Heavy-ion irradiation effects on electrical properties of yttrium oxide coatings

Ceramic coatings have been developed for nearly half a century to mitigate tritium leakage through steels and corrosion of the components in fusion reactor blanket systems. In recent years, irradiation effects of ceramic coatings on their characteristics and functions have been elucidated through heavy-ion irradiation tests. However, most of analytical methods used in these studies were destructive and time-consuming. In this study, yttrium oxide coatings were fabricated by radio-frequency magnetron sputtering, and the electrical impedance measurements were conducted for the coatings to develop a convenient approach for understanding of irradiation effects. The conductivity obtained from Nyquist plots showed lower values for the undamaged sample than for the damaged ones below 350 °C, while the relationship of the conductivity was reversed at 350 °C and higher temperatures.
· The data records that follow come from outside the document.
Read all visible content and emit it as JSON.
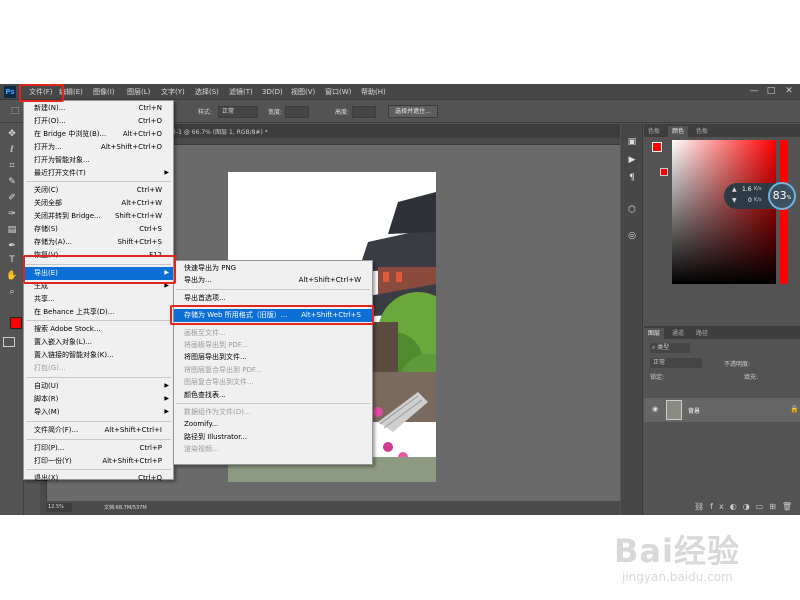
{
  "app": {
    "logo": "Ps",
    "menubar": [
      "文件(F)",
      "编辑(E)",
      "图像(I)",
      "图层(L)",
      "文字(Y)",
      "选择(S)",
      "滤镜(T)",
      "3D(D)",
      "视图(V)",
      "窗口(W)",
      "帮助(H)"
    ],
    "window_controls": [
      "—",
      "□",
      "✕"
    ]
  },
  "optbar": {
    "style_label": "样式:",
    "style_value": "正常",
    "width_label": "宽度:",
    "height_label": "高度:",
    "select_mask_button": "选择并遮住..."
  },
  "document": {
    "tab_title": "景-1 @ 66.7% (图层 1, RGB/8#) *",
    "zoom": "12.5%",
    "doc_info": "文档:68.7M/537M"
  },
  "file_menu": {
    "items": [
      {
        "label": "新建(N)...",
        "shortcut": "Ctrl+N",
        "disabled": false
      },
      {
        "label": "打开(O)...",
        "shortcut": "Ctrl+O",
        "disabled": false
      },
      {
        "label": "在 Bridge 中浏览(B)...",
        "shortcut": "Alt+Ctrl+O",
        "disabled": false
      },
      {
        "label": "打开为...",
        "shortcut": "Alt+Shift+Ctrl+O",
        "disabled": false
      },
      {
        "label": "打开为智能对象...",
        "shortcut": "",
        "disabled": false
      },
      {
        "label": "最近打开文件(T)",
        "shortcut": "",
        "disabled": false,
        "submenu": true
      },
      {
        "sep": true
      },
      {
        "label": "关闭(C)",
        "shortcut": "Ctrl+W",
        "disabled": false
      },
      {
        "label": "关闭全部",
        "shortcut": "Alt+Ctrl+W",
        "disabled": false
      },
      {
        "label": "关闭并转到 Bridge...",
        "shortcut": "Shift+Ctrl+W",
        "disabled": false
      },
      {
        "label": "存储(S)",
        "shortcut": "Ctrl+S",
        "disabled": false
      },
      {
        "label": "存储为(A)...",
        "shortcut": "Shift+Ctrl+S",
        "disabled": false
      },
      {
        "label": "恢复(V)",
        "shortcut": "F12",
        "disabled": false
      },
      {
        "sep": true
      },
      {
        "label": "导出(E)",
        "shortcut": "",
        "disabled": false,
        "submenu": true,
        "highlighted": true
      },
      {
        "label": "生成",
        "shortcut": "",
        "disabled": false,
        "submenu": true
      },
      {
        "label": "共享...",
        "shortcut": "",
        "disabled": false
      },
      {
        "label": "在 Behance 上共享(D)...",
        "shortcut": "",
        "disabled": false
      },
      {
        "sep": true
      },
      {
        "label": "搜索 Adobe Stock...",
        "shortcut": "",
        "disabled": false
      },
      {
        "label": "置入嵌入对象(L)...",
        "shortcut": "",
        "disabled": false
      },
      {
        "label": "置入链接的智能对象(K)...",
        "shortcut": "",
        "disabled": false
      },
      {
        "label": "打包(G)...",
        "shortcut": "",
        "disabled": true
      },
      {
        "sep": true
      },
      {
        "label": "自动(U)",
        "shortcut": "",
        "disabled": false,
        "submenu": true
      },
      {
        "label": "脚本(R)",
        "shortcut": "",
        "disabled": false,
        "submenu": true
      },
      {
        "label": "导入(M)",
        "shortcut": "",
        "disabled": false,
        "submenu": true
      },
      {
        "sep": true
      },
      {
        "label": "文件简介(F)...",
        "shortcut": "Alt+Shift+Ctrl+I",
        "disabled": false
      },
      {
        "sep": true
      },
      {
        "label": "打印(P)...",
        "shortcut": "Ctrl+P",
        "disabled": false
      },
      {
        "label": "打印一份(Y)",
        "shortcut": "Alt+Shift+Ctrl+P",
        "disabled": false
      },
      {
        "sep": true
      },
      {
        "label": "退出(X)",
        "shortcut": "Ctrl+Q",
        "disabled": false
      }
    ]
  },
  "export_menu": {
    "items": [
      {
        "label": "快速导出为 PNG",
        "shortcut": "",
        "disabled": false
      },
      {
        "label": "导出为...",
        "shortcut": "Alt+Shift+Ctrl+W",
        "disabled": false
      },
      {
        "sep": true
      },
      {
        "label": "导出首选项...",
        "shortcut": "",
        "disabled": false
      },
      {
        "sep": true
      },
      {
        "label": "存储为 Web 所用格式（旧版）...",
        "shortcut": "Alt+Shift+Ctrl+S",
        "disabled": false,
        "highlighted": true
      },
      {
        "sep": true
      },
      {
        "label": "画板至文件...",
        "shortcut": "",
        "disabled": true
      },
      {
        "label": "将画板导出到 PDF...",
        "shortcut": "",
        "disabled": true
      },
      {
        "label": "将图层导出到文件...",
        "shortcut": "",
        "disabled": false
      },
      {
        "label": "将图层复合导出到 PDF...",
        "shortcut": "",
        "disabled": true
      },
      {
        "label": "图层复合导出到文件...",
        "shortcut": "",
        "disabled": true
      },
      {
        "label": "颜色查找表...",
        "shortcut": "",
        "disabled": false
      },
      {
        "sep": true
      },
      {
        "label": "数据组作为文件(D)...",
        "shortcut": "",
        "disabled": true
      },
      {
        "label": "Zoomify...",
        "shortcut": "",
        "disabled": false
      },
      {
        "label": "路径到 Illustrator...",
        "shortcut": "",
        "disabled": false
      },
      {
        "label": "渲染视频...",
        "shortcut": "",
        "disabled": true
      }
    ]
  },
  "color_panel": {
    "tabs": [
      "色板",
      "颜色",
      "色板"
    ],
    "active_tab": 1,
    "foreground_color": "#ff0000",
    "background_color": "#ffffff"
  },
  "net_widget": {
    "up": "1.6",
    "up_unit": "K/s",
    "down": "0",
    "down_unit": "K/s",
    "percent": "83",
    "percent_unit": "%"
  },
  "layers_panel": {
    "tabs": [
      "图层",
      "通道",
      "路径"
    ],
    "active_tab": 0,
    "filter_label": "类型",
    "blend_mode": "正常",
    "opacity_label": "不透明度:",
    "lock_label": "锁定:",
    "fill_label": "填充:",
    "layers": [
      {
        "name": "背景",
        "locked": true
      }
    ]
  },
  "watermark": {
    "brand": "Bai经验",
    "url": "jingyan.baidu.com"
  }
}
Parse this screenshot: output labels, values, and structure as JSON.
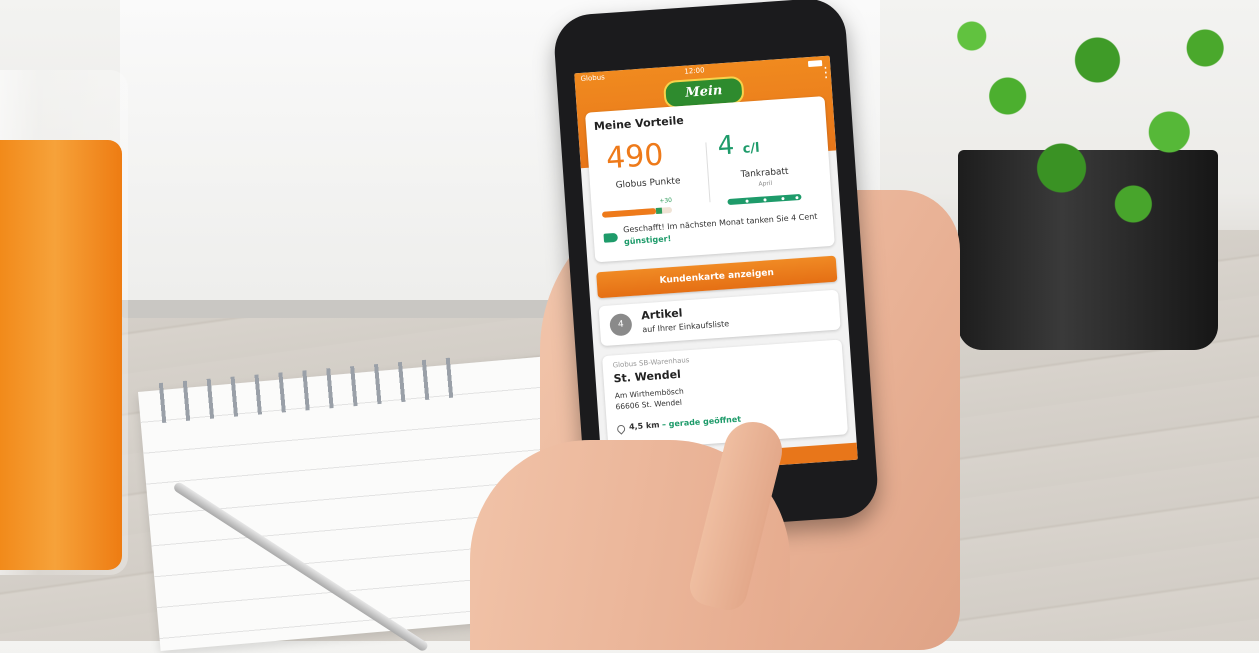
{
  "status_bar": {
    "carrier": "Globus",
    "time": "12:00"
  },
  "app": {
    "logo_text": "Mein Globus"
  },
  "vorteile": {
    "title": "Meine Vorteile",
    "points_value": "490",
    "points_label": "Globus Punkte",
    "points_bonus": "+30",
    "points_progress": 0.85,
    "tank_value": "4",
    "tank_unit": "c/l",
    "tank_label": "Tankrabatt",
    "tank_month": "April",
    "promo_text": "Geschafft! Im nächsten Monat tanken Sie 4 Cent ",
    "promo_highlight": "günstiger!"
  },
  "kundenkarte_button": "Kundenkarte anzeigen",
  "shopping_list": {
    "count": "4",
    "title": "Artikel",
    "subtitle": "auf Ihrer Einkaufsliste"
  },
  "store": {
    "chain": "Globus SB-Warenhaus",
    "name": "St. Wendel",
    "street": "Am Wirthembösch",
    "city": "66606 St. Wendel",
    "distance": "4,5 km",
    "status": "– gerade geöffnet"
  },
  "colors": {
    "accent_orange": "#e8761a",
    "accent_green": "#1e9b6a"
  }
}
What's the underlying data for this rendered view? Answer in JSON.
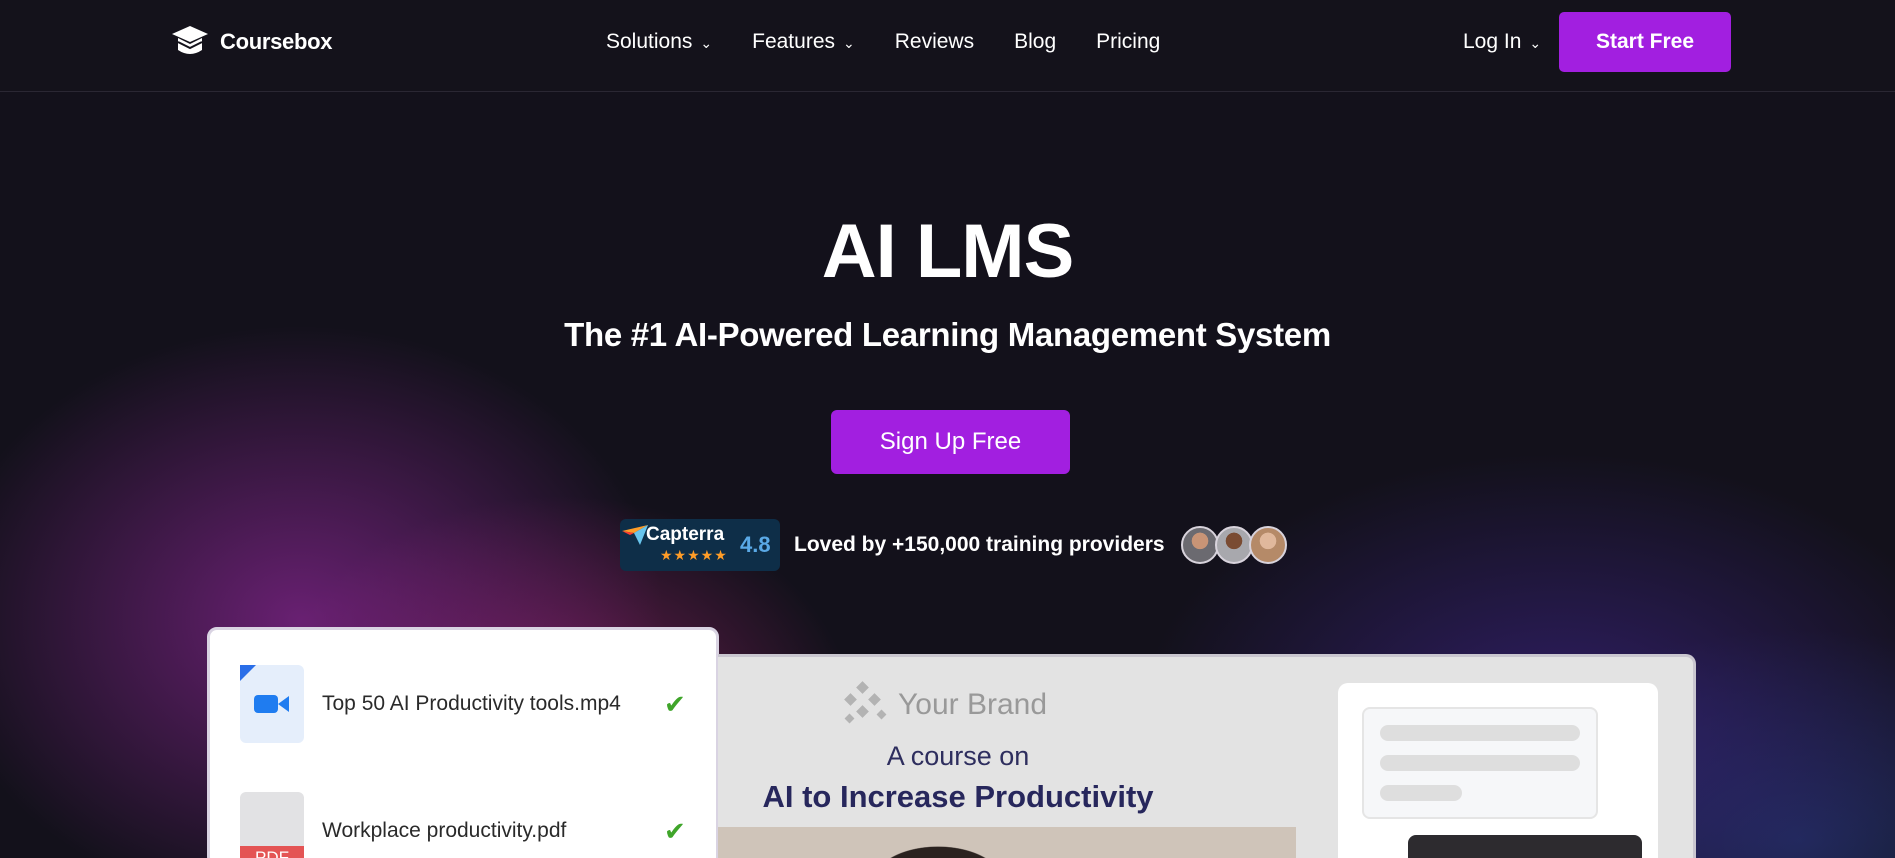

The ac conductivity of the undamaged sample showed a frequency dependence from 200 °C to 550 °C; however, that of the damaged ones did not show at 300 °C and lower temperatures and indicated a tendency similar to undamaged one above 300 °C. These tendencies of the conductivity at low temperatures were attributed to the partial recovery of the irradiation damage, while the remaining irradiation defects and/or irradiation-induced grain growth affected the electrical properties at higher temperatures. The electrical impedance spectroscopy methods have a potential to detect the influence of irradiation on the coating.